Long time ago when I used
to live in the main island of Okinawa, I would always get on my moped
and just go by myself to places I didn't even know and look for
beautiful sceneries. That linked to my trip to Hachijou island the other
day. I would get on my moped by myself, and as I look at the map I
would roughly decide my destination, but whenever I see an intriguing
small path or something, I'd go in...and then in the evening I would of
course go to the beach and gaze at the sunset. Also, I would e-mail my
family so many times too. I would attach pictures and say "this is ○○!"
and such.
When I talked about that to Yuuko san, she said "So
that's kind of like Teruki's means of escape?", and that really hit me.

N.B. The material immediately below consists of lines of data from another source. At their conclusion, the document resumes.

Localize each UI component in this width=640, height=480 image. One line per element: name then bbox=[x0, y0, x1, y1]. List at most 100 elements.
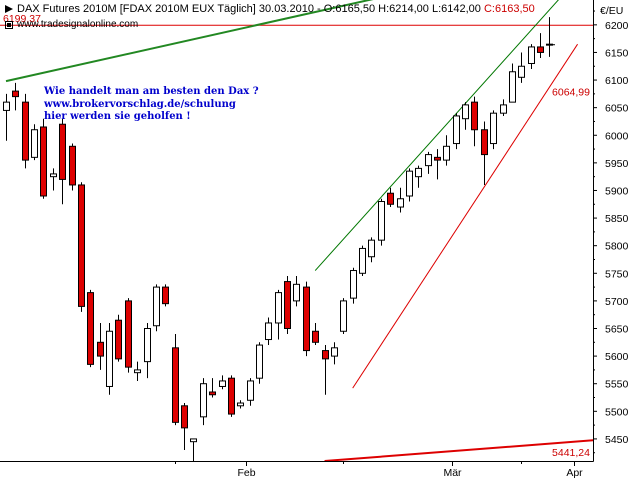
y-tick-label: 6150 bbox=[605, 47, 629, 59]
candle-body bbox=[443, 145, 450, 161]
candle bbox=[397, 187, 404, 213]
candle-body bbox=[284, 281, 291, 329]
x-tick-label: Feb bbox=[237, 467, 255, 479]
source-url: www.tradesignalonline.com bbox=[17, 19, 139, 30]
candle bbox=[443, 135, 450, 166]
candle-body bbox=[125, 300, 132, 368]
candle bbox=[425, 151, 432, 174]
candle-body bbox=[209, 391, 216, 396]
candle-body bbox=[31, 129, 38, 158]
candle bbox=[3, 93, 10, 141]
candle-body bbox=[434, 156, 441, 161]
candle-body bbox=[350, 270, 357, 299]
candle-body bbox=[415, 167, 422, 178]
candle bbox=[40, 118, 47, 199]
candle bbox=[462, 102, 469, 130]
y-tick-label: 5650 bbox=[605, 323, 629, 335]
candle bbox=[275, 289, 282, 340]
close-value: C:6163,50 bbox=[483, 3, 535, 15]
trend-lines bbox=[5, 0, 593, 461]
candle bbox=[322, 345, 329, 395]
candle bbox=[50, 168, 57, 191]
candle bbox=[228, 375, 235, 417]
y-tick-label: 5700 bbox=[605, 296, 629, 308]
candle-body bbox=[59, 123, 66, 180]
x-axis: Feb Mär Apr bbox=[175, 461, 583, 479]
candle-body bbox=[359, 247, 366, 274]
unit-label: €/EU bbox=[600, 5, 623, 17]
annotation-line: Wie handelt man am besten den Dax ? bbox=[44, 86, 259, 97]
y-tick-label: 5900 bbox=[605, 185, 629, 197]
candle-body bbox=[293, 283, 300, 302]
candle bbox=[78, 182, 85, 312]
candle-body bbox=[162, 286, 169, 305]
trend-line bbox=[314, 0, 559, 271]
candle-body bbox=[22, 101, 29, 161]
candle bbox=[247, 378, 254, 406]
chart-title: DAX Futures 2010M [FDAX 2010M EUX Täglic… bbox=[17, 3, 535, 15]
annotation-text: Wie handelt man am besten den Dax ? www.… bbox=[44, 86, 259, 124]
trend-line bbox=[5, 0, 374, 83]
candle-body bbox=[378, 201, 385, 241]
candle bbox=[22, 93, 29, 169]
candle bbox=[200, 378, 207, 426]
candle bbox=[518, 52, 525, 83]
candle bbox=[500, 99, 507, 116]
y-tick-label: 5450 bbox=[605, 434, 629, 446]
candle bbox=[537, 33, 544, 58]
y-tick-label: 6000 bbox=[605, 130, 629, 142]
candle-body bbox=[153, 286, 160, 327]
y-tick-label: 6050 bbox=[605, 103, 629, 115]
candle-body bbox=[509, 71, 516, 103]
candle-body bbox=[322, 350, 329, 360]
candle-body bbox=[425, 154, 432, 167]
candle bbox=[209, 378, 216, 398]
candle-body bbox=[528, 46, 535, 64]
candle-body bbox=[247, 380, 254, 401]
y-tick-label: 5850 bbox=[605, 213, 629, 225]
candle-body bbox=[78, 184, 85, 307]
candle-body bbox=[200, 383, 207, 418]
candle bbox=[293, 276, 300, 307]
y-tick-label: 5750 bbox=[605, 268, 629, 280]
candle-body bbox=[40, 126, 47, 197]
candle bbox=[87, 289, 94, 368]
link-icon bbox=[5, 21, 13, 29]
candle bbox=[12, 82, 19, 111]
candle bbox=[490, 110, 497, 150]
candle bbox=[368, 237, 375, 263]
candle bbox=[415, 165, 422, 188]
candle-body bbox=[518, 65, 525, 78]
level-label: 5441,24 bbox=[552, 447, 590, 459]
candle bbox=[387, 187, 394, 208]
candle-body bbox=[406, 170, 413, 197]
candle bbox=[359, 245, 366, 277]
candle bbox=[256, 342, 263, 384]
candle bbox=[528, 44, 535, 70]
x-tick-label: Mär bbox=[443, 467, 462, 479]
candle bbox=[509, 63, 516, 103]
candle-body bbox=[500, 104, 507, 114]
candle bbox=[453, 113, 460, 150]
candle bbox=[162, 284, 169, 307]
candle-body bbox=[490, 112, 497, 145]
candle-body bbox=[69, 145, 76, 186]
candle bbox=[406, 168, 413, 202]
candle bbox=[471, 96, 478, 147]
candle-body bbox=[134, 369, 141, 374]
x-tick-label: Apr bbox=[566, 467, 583, 479]
candle bbox=[115, 314, 122, 362]
candle bbox=[312, 322, 319, 346]
candle bbox=[144, 322, 151, 379]
candle-body bbox=[303, 286, 310, 352]
candle bbox=[59, 118, 66, 205]
candle-body bbox=[462, 104, 469, 120]
candle bbox=[378, 198, 385, 246]
candle bbox=[181, 403, 188, 450]
trend-line bbox=[324, 439, 593, 461]
instrument-icon bbox=[5, 5, 13, 13]
candle-body bbox=[115, 319, 122, 360]
candle bbox=[153, 284, 160, 332]
candle-body bbox=[265, 322, 272, 341]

But by "means of escape" I don't mean it in a negative way.
As
humans live their lives, they have fun times and hard times, right? And
I actually think that there are more hard times than fun times. So I
feel like the minus elements slowly start to accumulate. And at those
times, what's important is if you have an outlet for that. So that's
what the "means of escape" I was just talking about is. I think people
who have that can reset themselves. And people who don't have that, or
people who haven't found it yet just feel more and more pained.
For
my case, I guess my means of escape is being alone and placing myself
in the middle of nature. AnCafe is super fun, but there's also all kinds
of pressure too. Oh, I'll just say this now, but it's not like I'm
troubled with anything right now(^_^;) Don't do any unnecessary worrying
for me! *laugh*
Below is what was written in Tokyo FM's Mail Magazine↓
When
you are alone and surrounded by nature, you can realize all kinds of
things. Things like, maybe my worries are actually really small things,
or I'm standing only because I've been supported by the kindness from
the people around me. There are actually a lot of things you should be
thankful for towards everything around you. Even if small, there are a
lot.
I can't explain everything in words, but either way you can become more optimistic.
People
who are having hard times with friends or co-workers, people who are
being bullied at school, people who aren't loved by their family, people
who are crushed by expectations given by the people around them. Some
day I want to take you here to look at this scenery with me.
For
some reason I drank so much alcohol today. Even though I haven't slept
that much. Tomorrow I'm going to cross over to Yonaguni island.
I'm glad I got to know AnCafe. Good night."